When I first saw this story, I assumed the girl had surprised teachers and faculty with some new exotic color of her hair. It bothered me that she simply looked like a redhead, not some impossible purple- or green-headed mutation.
Is red hair distracting?
But it turns out that she has attended school with this same hair color for years! The Huffington Post reports,
Hayleigh Black was all ready to start the new school year in her homeroom class last week. But before she could even get there, the 16-year-old high school student was told to go home – all because of her “distracting” hair color.
According to WAFF-TV, school officials at Muscle Shoals High School in Alabama told Black, whose hair is dyed red, that she wouldn’t be able to attend classes unless her hair was of a more “natural” shade.
But Black says she was baffled by the sudden censure, since her hair has been the same shade of red for three years and no one has said anything about it until now.
Here is what seems to have happened. Someone sent two other girls away because they had some truly unnatural shade of hair color. (I’m not saying this was a good idea. It is just what happened.) So, once they had done that, since the school rule didn’t say anything about a natural shade, only a “distractive color,” they realized the other students might complain about inconsistency in how the rule was applied. So, for the first time, they realized Black’s hair was “a problem.” Rather than defend the decision to only worry about other shades, they decided they would rather defend a sudden change of policy toward Black. (Perhaps someone at the school believes that global warming now makes red hair unnatural.)
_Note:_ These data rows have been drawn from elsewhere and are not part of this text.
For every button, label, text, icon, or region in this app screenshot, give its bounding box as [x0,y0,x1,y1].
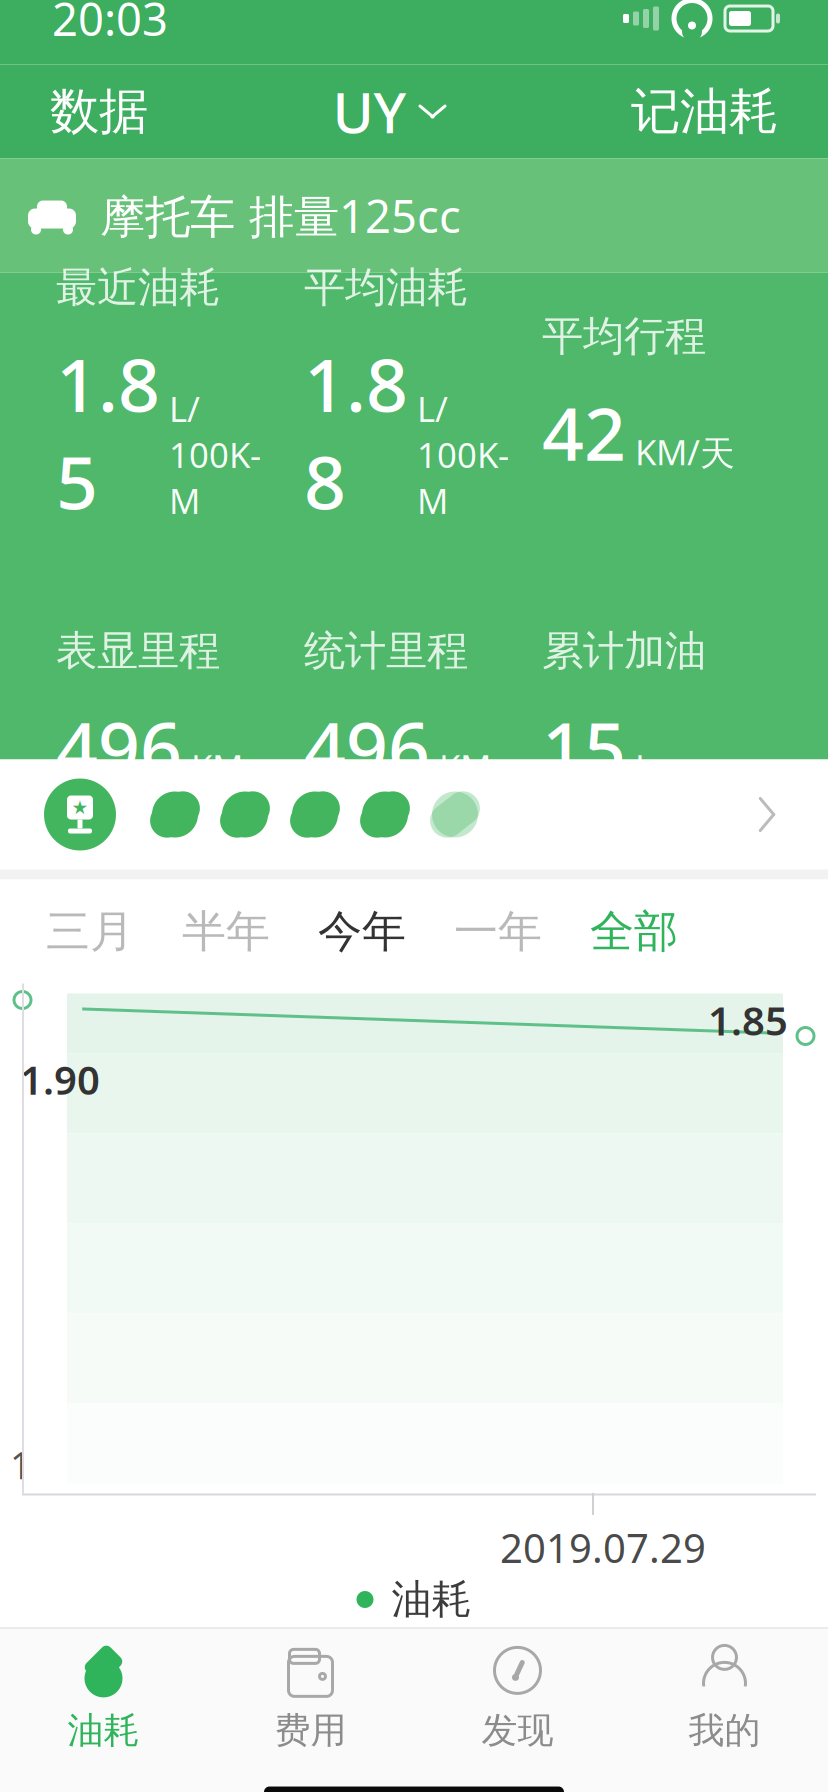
staticText: 费用 [274,1708,346,1753]
staticText: 1 [10,1440,31,1490]
staticText: 油耗 [392,1575,472,1624]
staticText: 1.85 [56,335,160,530]
staticText: 摩托车 排量125cc [100,185,461,246]
button[interactable]: 油耗 [0,1628,207,1768]
button[interactable]: 费用 [207,1628,414,1768]
staticText: 2019.07.29 [500,1521,706,1574]
staticText: 三月 [46,904,134,958]
staticText: 累计加油 [542,626,706,676]
staticText: 我的 [688,1708,760,1753]
staticText: 全部 [590,904,678,958]
staticText: 统计里程 [304,626,468,676]
staticText: KM [191,744,243,790]
button[interactable]: 发现 [414,1628,621,1768]
staticText: 一年 [454,904,542,958]
staticText: 今年 [318,904,406,958]
staticText: 最近油耗 [56,262,220,313]
button[interactable]: UY [318,62,460,161]
staticText: 油耗 [68,1708,140,1753]
button[interactable]: 三月 [34,888,146,974]
staticText: 1.85 [708,994,788,1047]
staticText: 记油耗 [631,81,778,142]
button[interactable]: 一年 [442,888,554,974]
staticText: ★ [72,797,88,818]
staticText: 496 [56,698,182,796]
staticText: 15 [542,698,626,796]
staticText: L/100KM [417,386,509,524]
staticText: KM [439,744,491,790]
button[interactable]: 全部 [578,888,690,974]
staticText: L [635,744,653,790]
staticText: KM/天 [635,429,735,475]
button[interactable]: 半年 [170,888,282,974]
staticText: 平均油耗 [304,262,468,313]
staticText: 1.90 [20,1053,100,1106]
staticText: 平均行程 [542,311,706,362]
staticText: UY [332,74,406,149]
staticText: L/100KM [169,386,261,524]
staticText: 20:03 [52,0,168,49]
button[interactable]: ★ [0,760,828,870]
button[interactable]: 数据 [38,67,160,156]
staticText: 数据 [50,81,148,142]
staticText: 1.88 [304,335,408,530]
button[interactable]: 今年 [306,888,418,974]
staticText: 496 [304,698,430,796]
staticText: 表显里程 [56,626,220,676]
staticText: 42 [542,384,626,481]
staticText: 发现 [482,1708,554,1753]
button[interactable]: 记油耗 [619,67,790,156]
staticText: 半年 [182,904,270,958]
button[interactable]: 我的 [621,1628,828,1768]
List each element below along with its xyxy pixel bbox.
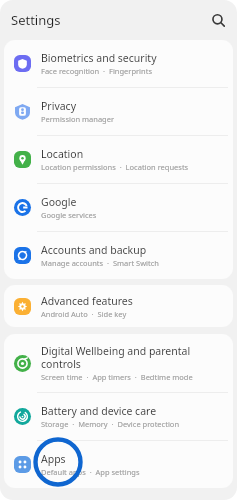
staticText: Advanced features: [41, 294, 133, 308]
staticText: Google services: [41, 210, 97, 220]
staticText: Face recognition · Fingerprints: [41, 66, 152, 76]
staticText: Storage · Memory · Device protection: [41, 419, 180, 429]
staticText: Biometrics and security: [41, 51, 157, 65]
button[interactable]: Battery and device care: [4, 393, 233, 440]
button[interactable]: Apps: [4, 441, 233, 488]
staticText: Settings: [11, 11, 61, 29]
staticText: Privacy: [41, 99, 77, 113]
staticText: Digital Wellbeing and parental controls: [41, 344, 225, 371]
button[interactable]: Privacy: [4, 88, 233, 135]
button[interactable]: Google: [4, 184, 233, 231]
staticText: Apps: [41, 452, 66, 466]
staticText: Screen time · App timers · Bedtime mode: [41, 372, 193, 382]
staticText: Android Auto · Side key: [41, 309, 127, 319]
staticText: Location: [41, 147, 84, 161]
staticText: Default apps · App settings: [41, 467, 140, 477]
button[interactable]: Digital Wellbeing and parental controls: [4, 334, 233, 392]
staticText: Location permissions · Location requests: [41, 162, 189, 172]
button[interactable]: Advanced features: [4, 285, 233, 327]
staticText: Battery and device care: [41, 404, 157, 418]
button[interactable]: Location: [4, 136, 233, 183]
button[interactable]: Biometrics and security: [4, 40, 233, 87]
button[interactable]: Accounts and backup: [4, 232, 233, 279]
staticText: Accounts and backup: [41, 243, 147, 257]
staticText: Manage accounts · Smart Switch: [41, 258, 159, 268]
button[interactable]: Search: [206, 8, 230, 32]
staticText: Google: [41, 195, 77, 209]
staticText: Permission manager: [41, 114, 115, 124]
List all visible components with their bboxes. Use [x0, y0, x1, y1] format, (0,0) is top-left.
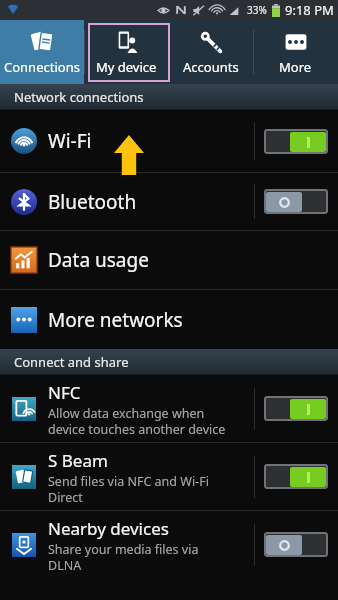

I realize teachers want order and decorum in school, but this really seems over the top—virtually a female version of the kind of pressure that boys face for not being properly domestic. Girls like to dye their hair. Some like to have bright colors. Is it really self-evident that a good education means prohibiting the exercise of such a desire? Thanks to taxation that supports public schools, and the truancy laws and child labor laws, it is not as if the students have much choice but to attend. (Though, frankly, if you are considering homeschooling, this would be another reason to do it). So they are pressured to attend an institution that controls their hair color.
It might be appropriate to tell a child not to dye her hair. But shouldn’t that be a parent’s decision, rather than a public bureaucrat’s?